Google's automated bots recently committed some confidential documentation on GitHub, describing how to use the company's Content Warehouse API. The commit seems to be a mistake, and Google later tried to undo the leak, but the effort was unsuccessful. The cat is now out of the bag, and SEO experts are examining the leaked documentation to try and uncover what the Content Warehouse API does.
Erfan Azimi, CEO of SEO company EA Digital Eagle, was the first to spot Google's documentation. He later disclosed it to other SEO specialists. The Content Warehouse API appears to be a tool intended for internal use by Google personnel.
The errant commit reveals some previously unknown details about how Google's search engine works and the many thousands of attributes used by the Content Warehouse API. Google Search classifies web content using more than 14,000 different attributes. However, there are no details about how much "weight" every attribute has in search indexing.

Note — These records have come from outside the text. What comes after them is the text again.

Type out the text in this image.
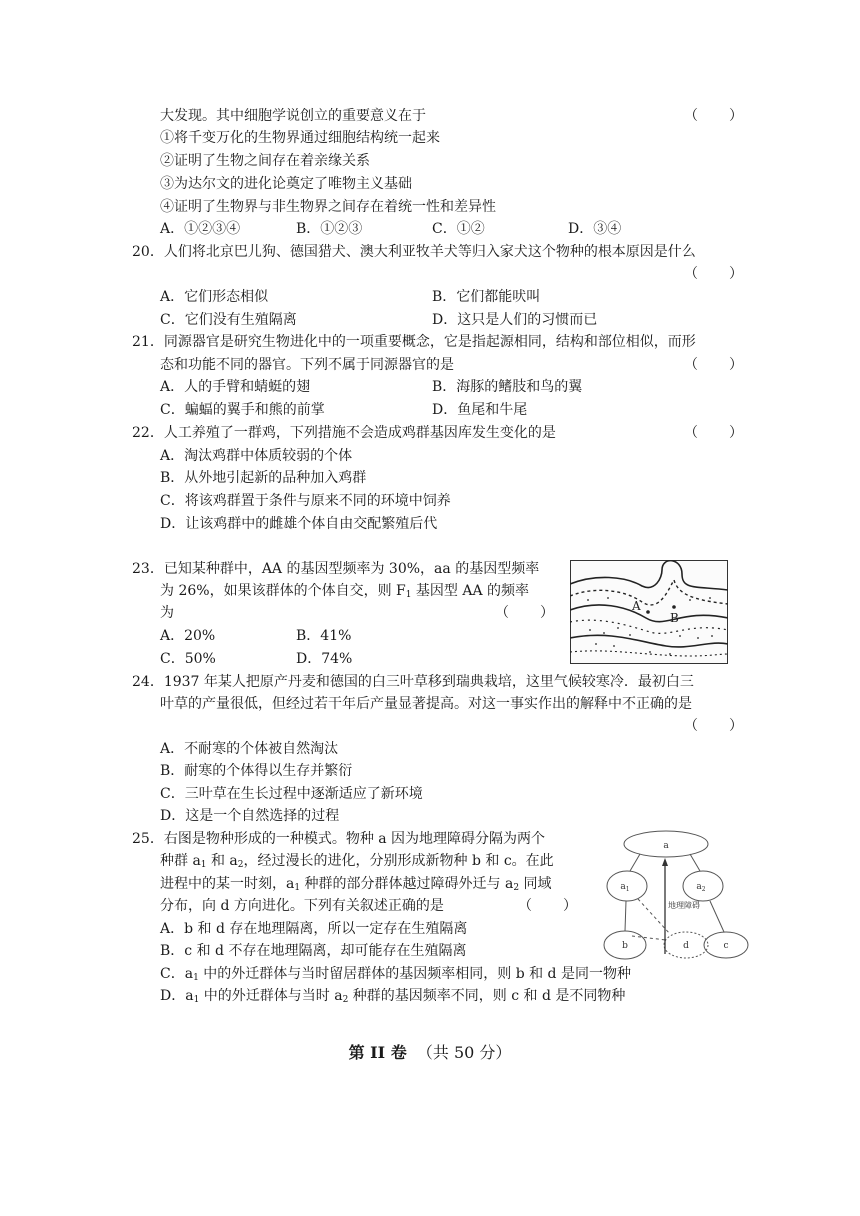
大发现。其中细胞学说创立的重要意义在于	（　　）
①将千变万化的生物界通过细胞结构统一起来
②证明了生物之间存在着亲缘关系
③为达尔文的进化论奠定了唯物主义基础
④证明了生物界与非生物界之间存在着统一性和差异性
A．①②③④	B．①②③	C．①②	D．③④
20．人们将北京巴儿狗、德国猎犬、澳大利亚牧羊犬等归入家犬这个物种的根本原因是什么
（　　）
A．它们形态相似	B．它们都能吠叫
C．它们没有生殖隔离	D．这只是人们的习惯而已
21．同源器官是研究生物进化中的一项重要概念，它是指起源相同，结构和部位相似，而形
态和功能不同的器官。下列不属于同源器官的是	（　　）
A．人的手臂和蜻蜓的翅	B．海豚的鳍肢和鸟的翼
C．蝙蝠的翼手和熊的前掌	D．鱼尾和牛尾
22．人工养殖了一群鸡，下列措施不会造成鸡群基因库发生变化的是	（　　）
A．淘汰鸡群中体质较弱的个体
B．从外地引起新的品种加入鸡群
C．将该鸡群置于条件与原来不同的环境中饲养
D．让该鸡群中的雌雄个体自由交配繁殖后代
23．已知某种群中，AA 的基因型频率为 30%，aa 的基因型频率
为 26%，如果该群体的个体自交，则 $F_1$ 基因型 AA 的频率
为	（　　）
A．20%	B．41%
C．50%	D．74%
A
B
24．1937 年某人把原产丹麦和德国的白三叶草移到瑞典栽培，这里气候较寒冷．最初白三
叶草的产量很低，但经过若干年后产量显著提高。对这一事实作出的解释中不正确的是
（　　）
A．不耐寒的个体被自然淘汰
B．耐寒的个体得以生存并繁衍
C．三叶草在生长过程中逐渐适应了新环境
D．这是一个自然选择的过程
25．右图是物种形成的一种模式。物种 a 因为地理障碍分隔为两个
种群 $a_1$ 和 $a_2$，经过漫长的进化，分别形成新物种 b 和 c。在此
进程中的某一时刻，$a_1$ 种群的部分群体越过障碍外迁与 $a_2$ 同域
分布，向 d 方向进化。下列有关叙述正确的是	（　　）
A．b 和 d 存在地理隔离，所以一定存在生殖隔离
B．c 和 d 不存在地理隔离，却可能存在生殖隔离
C．$a_1$ 中的外迁群体与当时留居群体的基因频率相同，则 b 和 d 是同一物种
D．$a_1$ 中的外迁群体与当时 $a_2$ 种群的基因频率不同，则 c 和 d 是不同物种
a
$a_1$	$a_2$
b	d	c
地理障碍
第 II 卷 （共 50 分）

The leaked documents also refute some of Google's previous statements about search, such as click-centric user signals not being considered in content indexing. Google said subdomains are considered separately in rankings, but the Content Warehouse documentation doesn't support that assertion. Some other contradictions include using a sandbox for newer websites, assigning an "authority score" to give a site a higher position in SERP, and more.

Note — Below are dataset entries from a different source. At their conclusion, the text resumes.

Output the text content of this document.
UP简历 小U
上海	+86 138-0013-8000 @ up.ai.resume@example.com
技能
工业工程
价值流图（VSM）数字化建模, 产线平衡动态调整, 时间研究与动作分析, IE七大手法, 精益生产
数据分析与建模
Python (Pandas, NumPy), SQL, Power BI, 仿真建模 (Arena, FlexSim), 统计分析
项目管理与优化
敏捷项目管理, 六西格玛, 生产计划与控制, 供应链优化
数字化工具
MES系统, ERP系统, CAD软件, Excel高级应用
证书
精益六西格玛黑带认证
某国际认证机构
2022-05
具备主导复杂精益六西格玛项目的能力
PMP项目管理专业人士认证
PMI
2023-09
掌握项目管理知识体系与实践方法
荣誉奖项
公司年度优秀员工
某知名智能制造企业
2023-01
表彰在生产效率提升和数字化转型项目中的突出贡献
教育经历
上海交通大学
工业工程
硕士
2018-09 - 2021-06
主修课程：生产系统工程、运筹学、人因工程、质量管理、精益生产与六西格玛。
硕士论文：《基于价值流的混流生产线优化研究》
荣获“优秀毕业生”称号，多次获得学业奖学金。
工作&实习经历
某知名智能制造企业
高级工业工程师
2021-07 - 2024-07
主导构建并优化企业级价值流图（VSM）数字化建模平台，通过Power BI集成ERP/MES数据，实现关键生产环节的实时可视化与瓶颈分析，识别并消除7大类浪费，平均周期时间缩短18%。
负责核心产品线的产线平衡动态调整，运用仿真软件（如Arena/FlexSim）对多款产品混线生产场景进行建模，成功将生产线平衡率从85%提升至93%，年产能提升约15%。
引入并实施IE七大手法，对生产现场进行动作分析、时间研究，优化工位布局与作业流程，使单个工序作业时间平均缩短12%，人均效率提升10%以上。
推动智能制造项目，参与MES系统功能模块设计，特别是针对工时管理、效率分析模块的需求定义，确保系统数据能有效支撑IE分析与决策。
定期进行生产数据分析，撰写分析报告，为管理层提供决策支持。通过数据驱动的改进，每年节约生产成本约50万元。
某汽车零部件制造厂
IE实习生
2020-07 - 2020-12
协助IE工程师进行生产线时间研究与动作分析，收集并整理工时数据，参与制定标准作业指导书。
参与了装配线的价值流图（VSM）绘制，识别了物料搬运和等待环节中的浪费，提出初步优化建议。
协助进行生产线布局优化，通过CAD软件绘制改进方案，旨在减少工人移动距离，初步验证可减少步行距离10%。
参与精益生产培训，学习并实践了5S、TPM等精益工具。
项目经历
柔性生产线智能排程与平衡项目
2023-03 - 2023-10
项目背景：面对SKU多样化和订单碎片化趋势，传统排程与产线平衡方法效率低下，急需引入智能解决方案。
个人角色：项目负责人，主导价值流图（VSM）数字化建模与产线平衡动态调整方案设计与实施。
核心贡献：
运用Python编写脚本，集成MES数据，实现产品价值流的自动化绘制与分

It also uses some questionable measurements in its site rankings. For example, one of Content Warehouse's modules uses Chrome views as a website quality metric. So, sites with more visits from users using Chrome will rank higher, with all other factors being equal.
Many professional SEO experts and analysts will likely study Google's Content Warehouse documentation over the next several weeks, despite being one of the most controversial industries related to internet search. So far, Mountain View has provided no official statements about the potentially devastating leak. However, rest assured that it has engineers working overtime trying to mitigate the consequences of the leak.